Bu yazıyı sandıkların açılmasına 17 saat kala yazıyorum.
Ünlü söz yazarı Cengiz Altınsoy'un 'sabah olmadan' eseri gibi erkenden seçim sonuçlarını tahmin etmeye çalışayım.
İktidarın Ankara'yı açık farkla, İstanbul'u en az 3 puanla kaybedeceğini öngörüyorum.
İzmir'in yine CHP'de kalacağını, iktidar partisinin doğum yeri Afyonkarahisar'da ilk kez CHP'nin kazanmaya bu kadar yakın olduğunu söyleyebilirim.
Afyonkarahisar deyince bir dip not bırakayım.
Bu dip not, iktidar partisinin aday belirlemedeki kriter zafiyetini de ortaya çıkarması bağlamında önemli.

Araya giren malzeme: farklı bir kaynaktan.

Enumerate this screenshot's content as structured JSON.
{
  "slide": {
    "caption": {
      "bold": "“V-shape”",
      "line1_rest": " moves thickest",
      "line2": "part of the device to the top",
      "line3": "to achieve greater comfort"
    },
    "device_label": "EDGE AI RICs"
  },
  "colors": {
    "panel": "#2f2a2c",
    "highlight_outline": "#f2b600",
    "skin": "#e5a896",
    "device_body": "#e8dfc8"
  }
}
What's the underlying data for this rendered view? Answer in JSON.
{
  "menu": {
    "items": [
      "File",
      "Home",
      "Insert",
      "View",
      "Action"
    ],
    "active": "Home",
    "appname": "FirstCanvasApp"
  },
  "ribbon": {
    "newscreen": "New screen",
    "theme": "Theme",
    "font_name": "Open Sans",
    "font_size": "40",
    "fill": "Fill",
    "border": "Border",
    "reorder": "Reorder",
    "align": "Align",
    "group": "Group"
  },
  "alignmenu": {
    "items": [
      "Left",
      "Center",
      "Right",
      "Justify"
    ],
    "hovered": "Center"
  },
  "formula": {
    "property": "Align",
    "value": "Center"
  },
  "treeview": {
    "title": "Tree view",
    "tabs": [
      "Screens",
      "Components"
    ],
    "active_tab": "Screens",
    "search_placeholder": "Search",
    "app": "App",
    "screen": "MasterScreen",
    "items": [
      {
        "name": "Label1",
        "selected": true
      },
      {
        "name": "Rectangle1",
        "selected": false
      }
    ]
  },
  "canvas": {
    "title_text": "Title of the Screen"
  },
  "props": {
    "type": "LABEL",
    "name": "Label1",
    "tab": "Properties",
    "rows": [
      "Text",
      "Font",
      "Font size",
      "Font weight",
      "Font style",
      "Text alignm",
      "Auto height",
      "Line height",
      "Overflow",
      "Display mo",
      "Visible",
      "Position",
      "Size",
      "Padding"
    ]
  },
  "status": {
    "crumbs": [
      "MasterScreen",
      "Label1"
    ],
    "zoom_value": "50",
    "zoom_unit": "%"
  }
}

Afyonkarahisar'da yapılan tüm anketlerde eski vekil Dr. Mahmut Koçak açık ara birinci çıkmasına rağmen iktidar partisi başka bir adayı tercih etti. Bugün sandıklar açılınca büyük ihtimalle iktidar partisi ya kıl payı kazanacak, ya da CHP galip çıkacak.

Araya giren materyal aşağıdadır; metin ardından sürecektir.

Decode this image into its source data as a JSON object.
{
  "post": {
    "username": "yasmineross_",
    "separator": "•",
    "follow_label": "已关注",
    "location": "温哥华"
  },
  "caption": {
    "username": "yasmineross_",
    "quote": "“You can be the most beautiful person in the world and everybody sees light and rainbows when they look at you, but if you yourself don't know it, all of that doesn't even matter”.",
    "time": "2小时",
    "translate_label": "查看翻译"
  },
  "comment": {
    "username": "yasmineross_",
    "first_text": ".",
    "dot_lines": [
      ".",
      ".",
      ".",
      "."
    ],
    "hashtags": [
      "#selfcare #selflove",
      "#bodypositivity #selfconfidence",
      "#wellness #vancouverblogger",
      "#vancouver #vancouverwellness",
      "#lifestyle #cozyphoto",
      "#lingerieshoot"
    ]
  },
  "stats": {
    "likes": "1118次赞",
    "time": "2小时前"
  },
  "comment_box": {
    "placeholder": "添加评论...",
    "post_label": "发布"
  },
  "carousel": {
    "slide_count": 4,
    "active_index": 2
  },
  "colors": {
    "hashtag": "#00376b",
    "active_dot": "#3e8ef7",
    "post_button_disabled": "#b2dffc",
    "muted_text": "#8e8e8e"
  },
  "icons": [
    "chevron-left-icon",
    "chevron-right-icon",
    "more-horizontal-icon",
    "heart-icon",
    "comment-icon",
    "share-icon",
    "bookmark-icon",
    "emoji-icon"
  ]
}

(Süleyman Soylu'nun Afyonkarahisar'da dün yaptığı kalabalık mitingin iktidardan giden merkez oyları geri getirdiğini iddia edenler de var.)
Alınan neticelerden sonra Cumhurbaşkanı Erdoğan'ın parti ve bakanlıklarda revizyona gitme ihtimalini yüksek görüyorum.

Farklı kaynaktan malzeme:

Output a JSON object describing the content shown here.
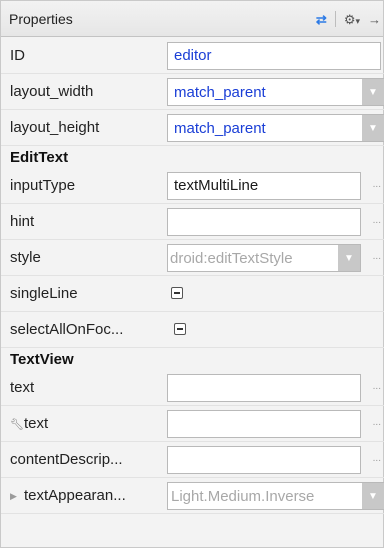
{
  "panel": {
    "title": "Properties",
    "tools": {
      "swap_icon": "⇄",
      "gear_icon": "⚙",
      "dropdown_caret": "▾",
      "pin_icon": "→"
    }
  },
  "rows": {
    "id": {
      "label": "ID",
      "value": "editor"
    },
    "layout_width": {
      "label": "layout_width",
      "value": "match_parent"
    },
    "layout_height": {
      "label": "layout_height",
      "value": "match_parent"
    },
    "section_edittext": {
      "label": "EditText"
    },
    "inputType": {
      "label": "inputType",
      "value": "textMultiLine"
    },
    "hint": {
      "label": "hint",
      "value": ""
    },
    "style": {
      "label": "style",
      "value": "droid:editTextStyle"
    },
    "singleLine": {
      "label": "singleLine"
    },
    "selectAllOnFocus": {
      "label": "selectAllOnFoc..."
    },
    "section_textview": {
      "label": "TextView"
    },
    "text": {
      "label": "text",
      "value": ""
    },
    "tools_text": {
      "label": "text",
      "value": ""
    },
    "contentDescription": {
      "label": "contentDescrip...",
      "value": ""
    },
    "textAppearance": {
      "label": "textAppearan...",
      "value": "Light.Medium.Inverse"
    }
  },
  "ellipsis": "...",
  "arrow": "▼"
}
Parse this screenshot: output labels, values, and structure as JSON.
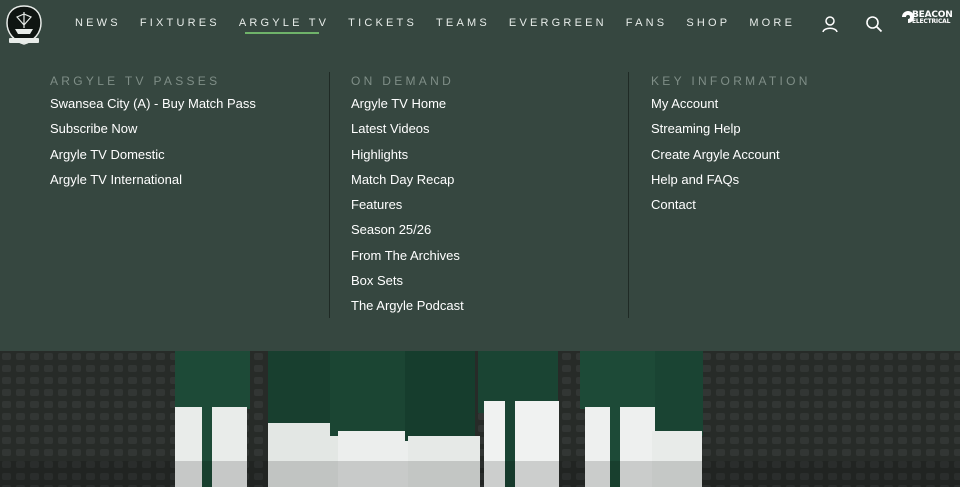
{
  "nav": {
    "items": [
      {
        "label": "NEWS"
      },
      {
        "label": "FIXTURES"
      },
      {
        "label": "ARGYLE TV"
      },
      {
        "label": "TICKETS"
      },
      {
        "label": "TEAMS"
      },
      {
        "label": "EVERGREEN"
      },
      {
        "label": "FANS"
      },
      {
        "label": "SHOP"
      },
      {
        "label": "MORE"
      }
    ],
    "active": "ARGYLE TV"
  },
  "sponsor": {
    "line1": "BEACON",
    "line2": "ELECTRICAL"
  },
  "menu": {
    "columns": [
      {
        "heading": "ARGYLE TV PASSES",
        "links": [
          "Swansea City (A) - Buy Match Pass",
          "Subscribe Now",
          "Argyle TV Domestic",
          "Argyle TV International"
        ]
      },
      {
        "heading": "ON DEMAND",
        "links": [
          "Argyle TV Home",
          "Latest Videos",
          "Highlights",
          "Match Day Recap",
          "Features",
          "Season 25/26",
          "From The Archives",
          "Box Sets",
          "The Argyle Podcast"
        ]
      },
      {
        "heading": "KEY INFORMATION",
        "links": [
          "My Account",
          "Streaming Help",
          "Create Argyle Account",
          "Help and FAQs",
          "Contact"
        ]
      }
    ]
  },
  "icons": {
    "account": "user-icon",
    "search": "search-icon"
  },
  "colors": {
    "panel": "#364740",
    "accent": "#6fb36a",
    "heading": "#7f8e87"
  }
}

Bu akşam merakımız gidecek.
NİSAN- MAYIS- HAZİRAN'A DİKKAT!
Yerel seçim gündemini bugün bitiriyoruz. Asıl dikkat etmemiz gerekenin önümüzdeki Nisan- Mayıs ve Haziran ayları olduğunu düşünüyorum.
Ekonomik kriz ve bu krizden kaos çıkarmak için pusuya yatan iç ve dış unsurların kafalarını kaldırma ihtimalini gözden kaçırmamamız gerekir.
Hem bireysel, hem devlet olarak birinci önceliğimiz güvenlik...
Ekonomi kılıflı sokak hareketlerinden, tanınmış simaların güvenliğine kadar bir çok başlığa dikkat edilmesi gerektiğini düşünüyorum.
Demokrasi dışı bir hareketlenme için önce uygun şartların hazırlanması gerektiğini tarih bize defalarca gösterdi.
Dikkatli olmak kaybettirmez!
AKŞENER'İN ASIL MESELESİ BAŞKA!
Meral Akşener ve Mansur Yavaş arasındaki kan davasından bir tık aşağı kavgayı, Meral Akşener'i 35 yıldır tanıyan bir kişiye sordum.
Yanıtları ilginçti...
-Akşener'i Mansur Beyle ilgili etkileyen diri bir yapı var. Ve Mansur Beyin yerel seçimlerden sonra partiyi ele geçirmek istediğine kesin olarak inanıyor sayın genel başkanımız. Ve bu yolla Cumhurbaşkanı adayı olacağını düşünüyor.
+ İyi de Mansur Yavaş zaten adaylık için gereken imzayı rahat toplar.
- Mesele daha geniş açılı. Dikkat ederseniz ele geçirmek dedim.
+ Ben tam anlamadım.
- Opsiyonlu bir durum.
+ Bilmece gibi oldu.
- Akşener'e ya Mansur Beyin genel başkan olacağı ya da Koray Beyin ( Koray Aydın) genel başkanlığında Mansur Yavaş'ın Cumhurbaşkanı adayı ilan edileceğine dair somut bilgiler gitmiş.
- Somut derken...
+ Oraya girmeyelim. Somut işte.
- Somut deyince insanın aklına birçok şey geliyor. Ses- görüntü gibi somut unsurlar mı?
- Gerek yok şimdi bu sorulara bence.
+ Hayır, siz somut deyince... Soyut olan aktarma bilgidir, somut demek bir materyal var gibi algılanır.
Daha açık sorayım. Birisi kayıt mı aldı?
+ Bir anlamı yok bu soruların.
- Somut dediniz ama.
+ Somut ya da soyut var bir şeyler.
- Son olarak sorayım. Somut mu?
+ Bir genel başkan kesin ikna olmadığı bir konuda, daha önce Cumhurbaşkanı adayı gösterdiği bir siyasetçiyi silmez. Çok konuştum ısrarlı ricanız üzerine. Bu konuyla ilgili bunun ötesinde bir sorunuz olursa telefonu kapatmak zorunda kalacağım özür dileyerek.
- Peki. Ben anladım. Son sorum şu olsun. Ankara'yı kim kazanacak?
+ Göreceğiz. Sizce kim kazanır?
- Mansur Bey fark atarak kazanır.
+ Hayırlısı olsun. İyi günler.
- Size de…
VELHASIL: "Öfke, kalbin karanlığıdır.”